Ways to maintain intimacy. Even without a romantic connection, some couples try to express intimacy in ways that are more emotional or symbolic, Kristinsson says. As examples, try sharing memories from the past and looking at family photos or videos.

She says couples might also consider engaging in “gentle physical intimacy” like hugging, hand-holding, cuddling, brushing each other’s hair, slow dancing, gentle massage or rubbing each other’s hands.

Developing an attraction to someone else. Price says it’s not unusual for partners who are caregivers to become attracted to someone else — and that you shouldn’t feel guilty about it if you do. “It’s normal and part of being human,” she says.

Ideally, she adds, couples who are still able would have a conversation that goes something like this: “If I predecease you or become incapacitated, I give you my blessing to find joy with someone else.” As Price frames it, “That would relieve so much guilt that I see in survivors and caregivers.”

If your wife signals a romantic interest … If your partner reaches out and you are not interested, Fariello advises handling it as you would with anyone whose advances aren’t welcome: distract them, do something else, tell them no.

Price wonders: “Is there a way you can pleasure her or let her pleasure you in a way that feels OK to you?” Maybe she wants to be touched, cuddled, her genitals rubbed. “Is there a way you can make that happen?”

To that end, an In the Mood column from April discusses when it’s OK and not OK to be intimate with a partner who has cognitive decline.

Either way, Price says not to feel guilty if it does or doesn’t work for you. “This is new territory and you are feeling your way. Even when you’ve found your way, it’s going to change again.”

Join a caregivers’ support group.
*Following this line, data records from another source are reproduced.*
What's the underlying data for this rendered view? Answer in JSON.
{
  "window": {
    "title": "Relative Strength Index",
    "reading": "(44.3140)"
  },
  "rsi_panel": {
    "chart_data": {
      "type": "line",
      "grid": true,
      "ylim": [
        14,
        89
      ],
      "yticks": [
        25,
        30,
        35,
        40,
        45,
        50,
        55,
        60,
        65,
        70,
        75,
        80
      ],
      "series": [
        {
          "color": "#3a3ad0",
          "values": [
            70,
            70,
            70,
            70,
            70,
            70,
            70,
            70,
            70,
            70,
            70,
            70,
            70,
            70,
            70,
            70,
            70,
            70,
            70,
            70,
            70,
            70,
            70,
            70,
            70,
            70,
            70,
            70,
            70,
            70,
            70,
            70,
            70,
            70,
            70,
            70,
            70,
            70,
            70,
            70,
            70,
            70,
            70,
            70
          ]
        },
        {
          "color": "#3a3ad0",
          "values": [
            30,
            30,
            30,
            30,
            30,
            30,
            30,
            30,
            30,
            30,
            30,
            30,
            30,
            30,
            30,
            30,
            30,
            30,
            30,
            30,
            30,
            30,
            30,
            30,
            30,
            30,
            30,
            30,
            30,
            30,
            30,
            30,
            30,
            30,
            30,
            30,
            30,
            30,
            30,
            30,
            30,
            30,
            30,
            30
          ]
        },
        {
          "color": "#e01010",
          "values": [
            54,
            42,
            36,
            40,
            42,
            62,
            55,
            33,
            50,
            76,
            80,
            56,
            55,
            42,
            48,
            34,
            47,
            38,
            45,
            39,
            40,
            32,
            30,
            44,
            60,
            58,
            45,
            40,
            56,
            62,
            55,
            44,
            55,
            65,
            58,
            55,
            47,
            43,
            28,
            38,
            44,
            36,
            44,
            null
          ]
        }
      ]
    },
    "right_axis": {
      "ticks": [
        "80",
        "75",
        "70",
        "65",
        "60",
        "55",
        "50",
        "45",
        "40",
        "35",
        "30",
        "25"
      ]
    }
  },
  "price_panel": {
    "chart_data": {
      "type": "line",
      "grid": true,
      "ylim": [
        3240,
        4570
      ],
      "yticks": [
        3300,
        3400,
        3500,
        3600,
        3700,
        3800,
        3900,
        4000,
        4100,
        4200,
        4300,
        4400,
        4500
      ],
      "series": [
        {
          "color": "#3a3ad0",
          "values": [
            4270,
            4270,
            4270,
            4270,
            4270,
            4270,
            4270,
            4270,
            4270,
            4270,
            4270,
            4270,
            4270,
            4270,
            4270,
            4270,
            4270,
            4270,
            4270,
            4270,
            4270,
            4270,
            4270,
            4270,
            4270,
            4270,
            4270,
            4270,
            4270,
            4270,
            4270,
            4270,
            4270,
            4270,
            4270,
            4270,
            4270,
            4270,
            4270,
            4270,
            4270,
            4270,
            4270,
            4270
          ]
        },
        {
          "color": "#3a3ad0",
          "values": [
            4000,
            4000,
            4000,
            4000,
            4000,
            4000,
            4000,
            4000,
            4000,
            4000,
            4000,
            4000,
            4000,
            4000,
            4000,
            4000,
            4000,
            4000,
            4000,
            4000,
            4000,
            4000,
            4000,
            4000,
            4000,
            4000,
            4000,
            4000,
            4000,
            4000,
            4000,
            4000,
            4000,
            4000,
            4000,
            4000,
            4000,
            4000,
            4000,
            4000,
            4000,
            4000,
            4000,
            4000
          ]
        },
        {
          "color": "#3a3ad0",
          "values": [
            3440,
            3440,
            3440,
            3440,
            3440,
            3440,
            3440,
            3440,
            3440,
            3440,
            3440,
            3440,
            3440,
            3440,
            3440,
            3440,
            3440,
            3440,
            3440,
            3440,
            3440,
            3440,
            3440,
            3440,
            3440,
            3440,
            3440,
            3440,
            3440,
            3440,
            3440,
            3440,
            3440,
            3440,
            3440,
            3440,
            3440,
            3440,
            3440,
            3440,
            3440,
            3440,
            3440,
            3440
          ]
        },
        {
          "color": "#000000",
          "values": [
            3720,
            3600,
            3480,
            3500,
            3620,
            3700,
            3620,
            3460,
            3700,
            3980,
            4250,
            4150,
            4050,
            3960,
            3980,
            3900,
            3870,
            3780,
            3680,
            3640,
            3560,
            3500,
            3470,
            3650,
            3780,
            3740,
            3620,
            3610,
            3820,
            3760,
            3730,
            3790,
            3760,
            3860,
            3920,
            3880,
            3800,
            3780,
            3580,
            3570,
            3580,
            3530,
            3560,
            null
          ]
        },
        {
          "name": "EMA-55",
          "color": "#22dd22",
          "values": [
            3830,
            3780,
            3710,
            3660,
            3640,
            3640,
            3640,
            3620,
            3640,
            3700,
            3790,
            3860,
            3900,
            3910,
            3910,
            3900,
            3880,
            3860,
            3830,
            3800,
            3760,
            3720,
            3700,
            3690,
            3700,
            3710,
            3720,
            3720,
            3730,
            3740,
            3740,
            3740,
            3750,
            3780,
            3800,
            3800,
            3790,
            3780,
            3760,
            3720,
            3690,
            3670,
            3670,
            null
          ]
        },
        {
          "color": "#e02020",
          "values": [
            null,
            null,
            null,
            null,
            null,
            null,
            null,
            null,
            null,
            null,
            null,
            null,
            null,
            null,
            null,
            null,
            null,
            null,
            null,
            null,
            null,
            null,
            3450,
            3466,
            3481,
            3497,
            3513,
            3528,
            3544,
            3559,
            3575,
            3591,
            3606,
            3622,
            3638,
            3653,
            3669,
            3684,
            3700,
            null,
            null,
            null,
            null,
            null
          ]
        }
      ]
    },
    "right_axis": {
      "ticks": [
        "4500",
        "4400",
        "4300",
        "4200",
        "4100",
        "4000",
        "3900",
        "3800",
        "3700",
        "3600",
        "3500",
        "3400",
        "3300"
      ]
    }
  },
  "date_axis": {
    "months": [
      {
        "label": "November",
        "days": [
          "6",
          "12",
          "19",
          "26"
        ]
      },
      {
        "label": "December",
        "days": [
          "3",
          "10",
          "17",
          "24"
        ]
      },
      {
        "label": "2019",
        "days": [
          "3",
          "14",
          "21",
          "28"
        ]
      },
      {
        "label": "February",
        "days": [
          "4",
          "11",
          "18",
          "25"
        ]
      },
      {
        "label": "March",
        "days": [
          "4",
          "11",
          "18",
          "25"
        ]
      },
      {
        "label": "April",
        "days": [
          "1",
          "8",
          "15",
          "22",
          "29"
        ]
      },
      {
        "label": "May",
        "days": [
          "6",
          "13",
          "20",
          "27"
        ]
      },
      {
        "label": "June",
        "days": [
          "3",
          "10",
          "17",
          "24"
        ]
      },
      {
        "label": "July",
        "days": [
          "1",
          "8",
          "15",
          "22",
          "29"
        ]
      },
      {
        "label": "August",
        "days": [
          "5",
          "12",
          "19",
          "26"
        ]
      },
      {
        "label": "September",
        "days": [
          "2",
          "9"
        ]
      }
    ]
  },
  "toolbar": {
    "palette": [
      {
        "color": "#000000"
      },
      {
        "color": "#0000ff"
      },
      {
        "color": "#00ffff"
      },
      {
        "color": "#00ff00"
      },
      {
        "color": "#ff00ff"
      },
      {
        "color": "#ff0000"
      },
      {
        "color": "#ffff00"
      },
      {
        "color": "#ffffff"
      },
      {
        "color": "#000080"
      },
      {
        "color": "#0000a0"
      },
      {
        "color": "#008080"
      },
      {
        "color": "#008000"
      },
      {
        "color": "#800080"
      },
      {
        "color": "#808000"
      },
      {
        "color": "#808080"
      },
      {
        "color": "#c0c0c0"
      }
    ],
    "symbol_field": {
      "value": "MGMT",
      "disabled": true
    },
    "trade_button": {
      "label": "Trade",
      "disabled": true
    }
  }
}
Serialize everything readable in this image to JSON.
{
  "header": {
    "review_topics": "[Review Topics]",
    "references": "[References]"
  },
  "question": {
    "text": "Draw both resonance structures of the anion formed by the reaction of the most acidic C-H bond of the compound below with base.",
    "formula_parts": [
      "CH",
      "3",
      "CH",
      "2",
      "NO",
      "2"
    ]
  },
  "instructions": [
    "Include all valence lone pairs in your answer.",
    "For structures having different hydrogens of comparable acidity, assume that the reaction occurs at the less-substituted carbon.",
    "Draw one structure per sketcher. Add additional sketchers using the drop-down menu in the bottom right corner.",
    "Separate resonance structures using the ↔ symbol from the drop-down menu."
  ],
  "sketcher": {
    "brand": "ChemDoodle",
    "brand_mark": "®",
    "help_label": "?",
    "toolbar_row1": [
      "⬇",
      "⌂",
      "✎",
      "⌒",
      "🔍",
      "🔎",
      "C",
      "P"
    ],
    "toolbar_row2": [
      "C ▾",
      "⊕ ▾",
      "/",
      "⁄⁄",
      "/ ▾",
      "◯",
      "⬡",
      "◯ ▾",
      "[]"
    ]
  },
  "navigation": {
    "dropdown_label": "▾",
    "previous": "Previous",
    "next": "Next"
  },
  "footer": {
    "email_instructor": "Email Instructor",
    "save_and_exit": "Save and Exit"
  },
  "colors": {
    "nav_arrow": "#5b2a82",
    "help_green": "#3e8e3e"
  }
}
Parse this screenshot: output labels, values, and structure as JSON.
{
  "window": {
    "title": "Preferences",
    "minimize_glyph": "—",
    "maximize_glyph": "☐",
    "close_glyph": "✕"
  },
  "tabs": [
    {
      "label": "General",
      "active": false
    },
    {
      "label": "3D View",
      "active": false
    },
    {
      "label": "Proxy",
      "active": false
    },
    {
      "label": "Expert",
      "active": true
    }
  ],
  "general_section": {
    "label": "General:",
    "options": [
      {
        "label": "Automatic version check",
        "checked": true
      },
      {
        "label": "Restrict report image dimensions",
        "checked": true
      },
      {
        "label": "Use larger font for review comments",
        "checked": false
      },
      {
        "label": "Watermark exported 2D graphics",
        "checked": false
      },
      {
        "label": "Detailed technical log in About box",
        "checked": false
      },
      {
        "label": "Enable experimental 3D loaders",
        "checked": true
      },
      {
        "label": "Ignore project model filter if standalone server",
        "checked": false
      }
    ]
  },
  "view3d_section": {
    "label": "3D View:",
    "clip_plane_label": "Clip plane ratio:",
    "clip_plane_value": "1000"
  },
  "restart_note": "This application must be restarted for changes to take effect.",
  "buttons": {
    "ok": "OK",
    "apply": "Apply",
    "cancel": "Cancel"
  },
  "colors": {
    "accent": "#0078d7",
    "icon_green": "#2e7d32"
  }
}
Kristinsson, who runs a support group for people whose partners have Alzheimer’s, says joining a group can help you feel less isolated and normalize many of the feelings people have as caregivers: resentment, burnout, anger, distress, guilt.

“We love to tell caregivers to look after yourselves, but many feel guilty when they take time away from their partner,” she says. “A group is great for offering strategies and tools to do that.”

Plus, to be with people who are going through the same thing is really validating and helpful, says Price, adding, “You may find friendships in that group [who can support you in ways] that your existing friends can’t.”

Consider seeing a therapist.  You’ve got a lot to navigate, and certified sex therapist Sari Cooper says a therapist can help you mourn “the reality of your changed feelings.”

Cooper, director of Center for Love and Sex in New York City, says feelings that you might explore with a therapist include anxiety, sadness, guilt for being healthy and guilt for not wanting to have sex with your wife in the way you have in the past.

Cooper says a therapist can also help you find ways to express your loving feelings in ways that are less sexual but still allow for each of you to give and receive — like hugs and massage — so that some physical touch is maintained.

Nurture yourself. Make time for yourself, Price urges. Take breaks, do things that make you feel better, see friends, exercise and self-pleasure.

As Fariello parses it: “Put your own oxygen mask on first. To do a good job of taking care of others, make sure your tank is mostly full.”

One last piece of advice: Give yourself some grace.

“This is incredibly hard work,” Fariello continues. “You are going to be angry at your partner at times; you will feel distant and may act in ways that are cold and unloving. You’re not going to be ‘on’ all the time.”